Lanetro

Un repaso a la irrefrenable atracción que se ha dado históricamente entre el mundo del rock, el sexo y el mundo del porno.

Mucho ha llovido desde que, a mediados de los 50, en la TV de EE.UU. se grababa obligatoriamente a Elvis Presley de cintura para arriba, debido a lo lúbrico, provocativo y sensual que resultaba su contoneo «marca de la casa». Da que pensar, por tanto, que en pleno siglo XXI el visionado de vetustas actuaciones del Rey del Rock dejen a una adolescente estándar más fría que la consulta del tiempo en el teletexto. ¿De verdad que son tan sexys los rizitos de Bisbal? Yo ya no entiendo nada…

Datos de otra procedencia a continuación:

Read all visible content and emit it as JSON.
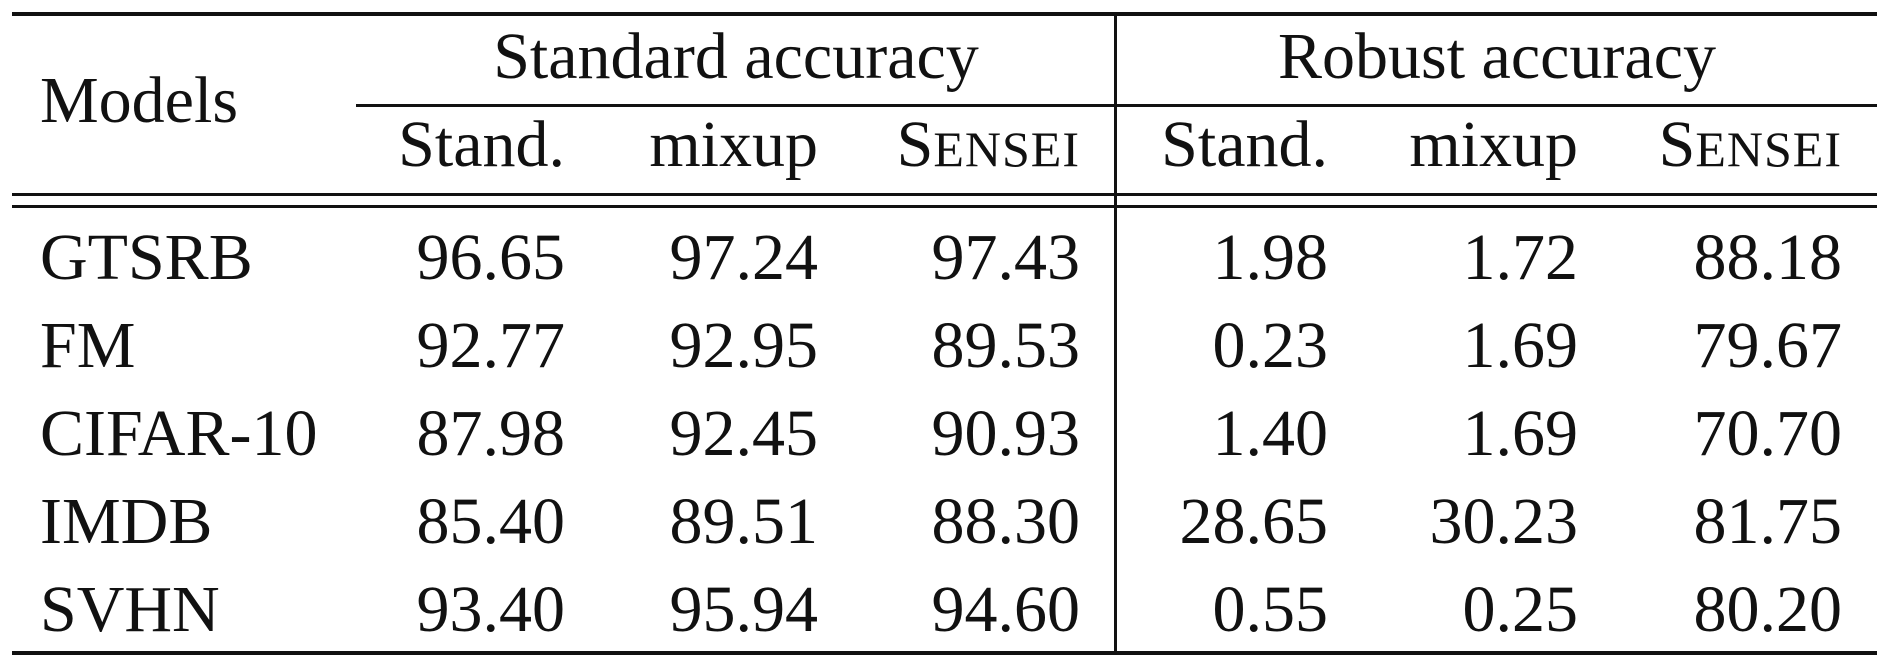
{
  "table": {
    "header": {
      "models_label": "Models",
      "group_standard": "Standard accuracy",
      "group_robust": "Robust accuracy",
      "sub_columns": [
        {
          "label": "Stand.",
          "smallcaps": false
        },
        {
          "label": "mixup",
          "smallcaps": false
        },
        {
          "label": "Sensei",
          "cap": "S",
          "small": "ENSEI",
          "smallcaps": true
        },
        {
          "label": "Stand.",
          "smallcaps": false
        },
        {
          "label": "mixup",
          "smallcaps": false
        },
        {
          "label": "Sensei",
          "cap": "S",
          "small": "ENSEI",
          "smallcaps": true
        }
      ]
    },
    "rows": [
      {
        "model": "GTSRB",
        "values": [
          "96.65",
          "97.24",
          "97.43",
          "1.98",
          "1.72",
          "88.18"
        ]
      },
      {
        "model": "FM",
        "values": [
          "92.77",
          "92.95",
          "89.53",
          "0.23",
          "1.69",
          "79.67"
        ]
      },
      {
        "model": "CIFAR-10",
        "values": [
          "87.98",
          "92.45",
          "90.93",
          "1.40",
          "1.69",
          "70.70"
        ]
      },
      {
        "model": "IMDB",
        "values": [
          "85.40",
          "89.51",
          "88.30",
          "28.65",
          "30.23",
          "81.75"
        ]
      },
      {
        "model": "SVHN",
        "values": [
          "93.40",
          "95.94",
          "94.60",
          "0.55",
          "0.25",
          "80.20"
        ]
      }
    ]
  }
}
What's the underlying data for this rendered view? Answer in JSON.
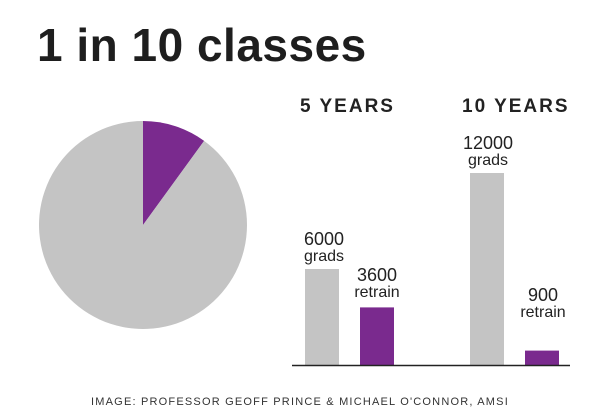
{
  "title": "1 in 10 classes",
  "credit": "IMAGE: PROFESSOR GEOFF PRINCE & MICHAEL O'CONNOR, AMSI",
  "colors": {
    "grey": "#c4c4c4",
    "purple": "#7a2a8e",
    "text": "#222222"
  },
  "chart_data": [
    {
      "type": "pie",
      "title": "",
      "slices": [
        {
          "label": "",
          "value": 10,
          "color": "#7a2a8e"
        },
        {
          "label": "",
          "value": 90,
          "color": "#c4c4c4"
        }
      ]
    },
    {
      "type": "bar",
      "groups": [
        "5 YEARS",
        "10 YEARS"
      ],
      "ylim": [
        0,
        12000
      ],
      "bars": [
        {
          "group": "5 YEARS",
          "value": 6000,
          "value_label": "6000",
          "unit": "grads",
          "color": "#c4c4c4"
        },
        {
          "group": "5 YEARS",
          "value": 3600,
          "value_label": "3600",
          "unit": "retrain",
          "color": "#7a2a8e"
        },
        {
          "group": "10 YEARS",
          "value": 12000,
          "value_label": "12000",
          "unit": "grads",
          "color": "#c4c4c4"
        },
        {
          "group": "10 YEARS",
          "value": 900,
          "value_label": "900",
          "unit": "retrain",
          "color": "#7a2a8e"
        }
      ]
    }
  ]
}
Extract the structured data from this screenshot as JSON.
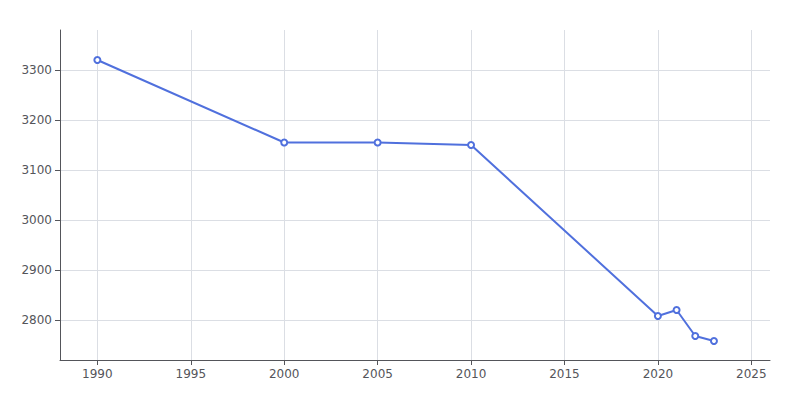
{
  "chart_data": {
    "type": "line",
    "x": [
      1990,
      2000,
      2005,
      2010,
      2020,
      2021,
      2022,
      2023
    ],
    "values": [
      3320,
      3155,
      3155,
      3150,
      2808,
      2820,
      2768,
      2758
    ],
    "xlim": [
      1988,
      2026
    ],
    "ylim": [
      2720,
      3380
    ],
    "xticks": [
      1990,
      1995,
      2000,
      2005,
      2010,
      2015,
      2020,
      2025
    ],
    "yticks": [
      2800,
      2900,
      3000,
      3100,
      3200,
      3300
    ],
    "grid": true
  }
}
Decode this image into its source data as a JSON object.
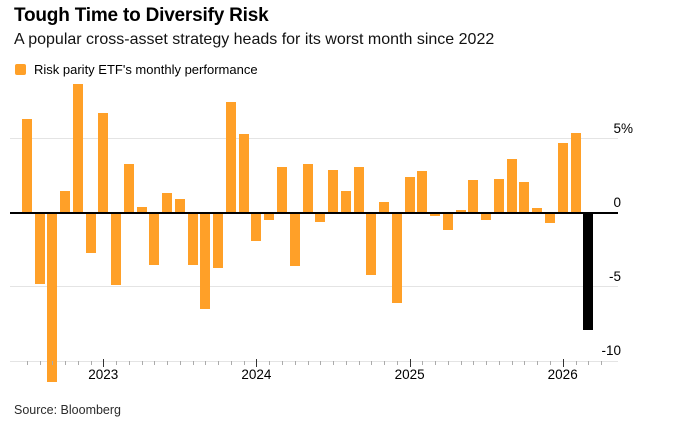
{
  "header": {
    "title": "Tough Time to Diversify Risk",
    "subtitle": "A popular cross-asset strategy heads for its worst month since 2022"
  },
  "legend": {
    "label": "Risk parity ETF's monthly performance"
  },
  "footer": {
    "source": "Source: Bloomberg"
  },
  "chart_data": {
    "type": "bar",
    "title": "Tough Time to Diversify Risk",
    "subtitle": "A popular cross-asset strategy heads for its worst month since 2022",
    "legend": "Risk parity ETF's monthly performance",
    "unit": "%",
    "ylim": [
      -11.5,
      9
    ],
    "grid": true,
    "colors": {
      "bar": "#FFA028",
      "highlight": "#000000",
      "gridline": "#e4e4e4"
    },
    "y_ticks": [
      {
        "label": "5%",
        "value": 5
      },
      {
        "label": "0",
        "value": 0
      },
      {
        "label": "-5",
        "value": -5
      },
      {
        "label": "-10",
        "value": -10
      }
    ],
    "x_year_labels": [
      "2023",
      "2024",
      "2025",
      "2026"
    ],
    "series": [
      {
        "month": "Jul 2022",
        "value": 6.3
      },
      {
        "month": "Aug 2022",
        "value": -4.8
      },
      {
        "month": "Sep 2022",
        "value": -11.4
      },
      {
        "month": "Oct 2022",
        "value": 1.5
      },
      {
        "month": "Nov 2022",
        "value": 8.7
      },
      {
        "month": "Dec 2022",
        "value": -2.7
      },
      {
        "month": "Jan 2023",
        "value": 6.7
      },
      {
        "month": "Feb 2023",
        "value": -4.9
      },
      {
        "month": "Mar 2023",
        "value": 3.3
      },
      {
        "month": "Apr 2023",
        "value": 0.4
      },
      {
        "month": "May 2023",
        "value": -3.5
      },
      {
        "month": "Jun 2023",
        "value": 1.3
      },
      {
        "month": "Jul 2023",
        "value": 0.9
      },
      {
        "month": "Aug 2023",
        "value": -3.5
      },
      {
        "month": "Sep 2023",
        "value": -6.5
      },
      {
        "month": "Oct 2023",
        "value": -3.7
      },
      {
        "month": "Nov 2023",
        "value": 7.5
      },
      {
        "month": "Dec 2023",
        "value": 5.3
      },
      {
        "month": "Jan 2024",
        "value": -1.9
      },
      {
        "month": "Feb 2024",
        "value": -0.5
      },
      {
        "month": "Mar 2024",
        "value": 3.1
      },
      {
        "month": "Apr 2024",
        "value": -3.6
      },
      {
        "month": "May 2024",
        "value": 3.3
      },
      {
        "month": "Jun 2024",
        "value": -0.6
      },
      {
        "month": "Jul 2024",
        "value": 2.9
      },
      {
        "month": "Aug 2024",
        "value": 1.5
      },
      {
        "month": "Sep 2024",
        "value": 3.1
      },
      {
        "month": "Oct 2024",
        "value": -4.2
      },
      {
        "month": "Nov 2024",
        "value": 0.7
      },
      {
        "month": "Dec 2024",
        "value": -6.1
      },
      {
        "month": "Jan 2025",
        "value": 2.4
      },
      {
        "month": "Feb 2025",
        "value": 2.8
      },
      {
        "month": "Mar 2025",
        "value": -0.2
      },
      {
        "month": "Apr 2025",
        "value": -1.2
      },
      {
        "month": "May 2025",
        "value": 0.2
      },
      {
        "month": "Jun 2025",
        "value": 2.2
      },
      {
        "month": "Jul 2025",
        "value": -0.5
      },
      {
        "month": "Aug 2025",
        "value": 2.3
      },
      {
        "month": "Sep 2025",
        "value": 3.6
      },
      {
        "month": "Oct 2025",
        "value": 2.1
      },
      {
        "month": "Nov 2025",
        "value": 0.3
      },
      {
        "month": "Dec 2025",
        "value": -0.7
      },
      {
        "month": "Jan 2026",
        "value": 4.7
      },
      {
        "month": "Feb 2026",
        "value": 5.4
      },
      {
        "month": "Mar 2026",
        "value": -7.9,
        "highlight": true
      }
    ]
  }
}
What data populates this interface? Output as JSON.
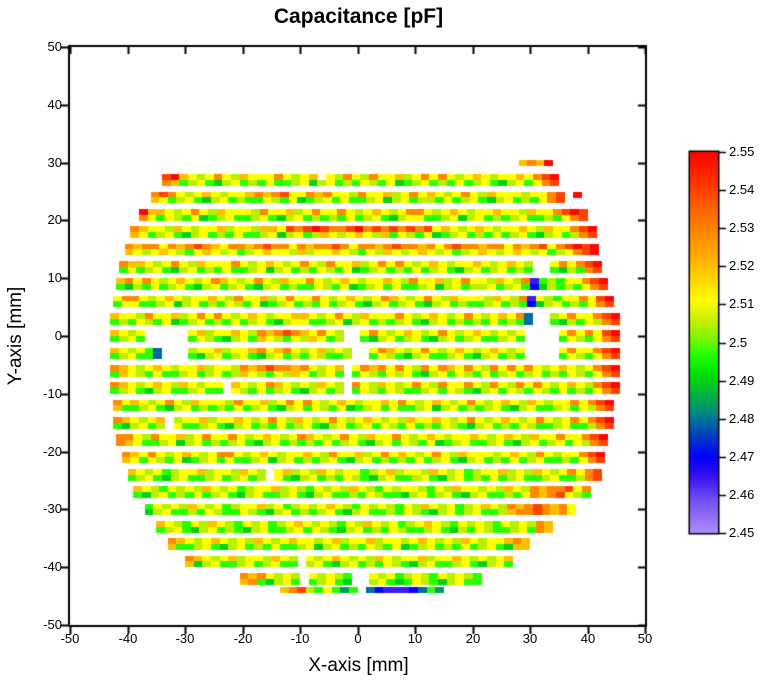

Con el paso del tiempo, el componente sexual en el mundo del rock y del pop ha ido creciendo exponencialmente, pasando en relativamente pocos años de los inigualables bailes de Mick Jagger o Tina Turner, al exhibicionismo decadente de Iggy Pop o las más cercanas Dirty Princess, llegándose incluso al sexo explícito encima de un escenario (como veremos/leeremos más adelante). No hace tanto, el vídeo más buscado, codiciado y visto en Internet era el porno «doméstico» que protagonizaron la neumática Pamela Anderson y el ínclito Tommy Lee (batería de Möntley Crue), pero aquí, queridos lectores, vamos a hablar de cosas más serias…

Y es que el sexo siempre ha resultado un recurso de lo más útil al mundo del rock y del pop, tanto a los artistas y grupos independientes o alternativos como a los más comerciales y oportunistas. Tere González, aventajada discípula de Iggy Pop y líder y cantante del semi-olvidado combo punk-rock Desechables, enseñaba uno de sus pechos de manera más o menos constante en sus conciertos menos inspirados, intentando así cubrir las carencias técnicas y/o el desastre que provocaba en su banda el consumo de ciertas sustacias, legales e ilegales. Es decir, algo así como el reverso oscuro de Sabrina Salerno, la inolvidable genovesa de belleza rotunda que, gracias a la espontánea salida de unos de sus senos durante el play-back de Boys para la gala del fin de año para TVE en 1987, consiguió auparse al número 1 de la lista de ventas patrias y, lo que es más importante, ostentar el mayor número de portadas de Interviú hasta la fecha. Y pensar la que se lió en EEUU por un pezón (tapado) de Janet Jackson…

Del Rock al Porno.
Recientemente era noticia Broken, el nuevo proyecto de Dave Navarro, guitarrista de grupos imprescindibles como Jane’s Addiction o Red Hot Chili Peppers, en el que decidía embarcarse en la
dirección de un porno en toda regla. Lo protagoniza una atípica starlette novel, Sasha Grey, una auténtica punk seguidora de grupos como Joy Division, Bauhaus, Throbbing Gristle, Einsturzende Neubauten, Dead Kennedys… conocida, además de por sus extremas y tórridas acrobacias sexuales, por salir en las fotos y promos del último trabajo de Smashing Pumpkins, Zeitgeist. Pero no sólo en el extranjero se produce un trasvase de artistas del mundo del rock a la industria del sexo explícito. No. Algunos críticos musicales todavía no nos hemos recuperado del visionado (con fines meramente informativos, por supuesto) de Caspa brothers, un porno nacional de infausto recuerdo, donde Julián Hernández -actual líder de Siniestro Total- realizaba una de las más bochornosas incursiones en el cine para adultos, sólo superado por Poli Díaz en la te-rro-rí-fi-ca El Poli, el Lama y la que los lame. Y es que la tentación del sexo explícito parece casi inevitable en el mundo del rock, aunque éste sea concienzado: los noruegos The Cumshots dejaron que una pareja de ecologistas del grupo Fuck for Forest realizaran sexo en variadas posturas en pleno escenario, al final de su actuación en el festial The Quart… ¿Que pensará de todo esto Sting?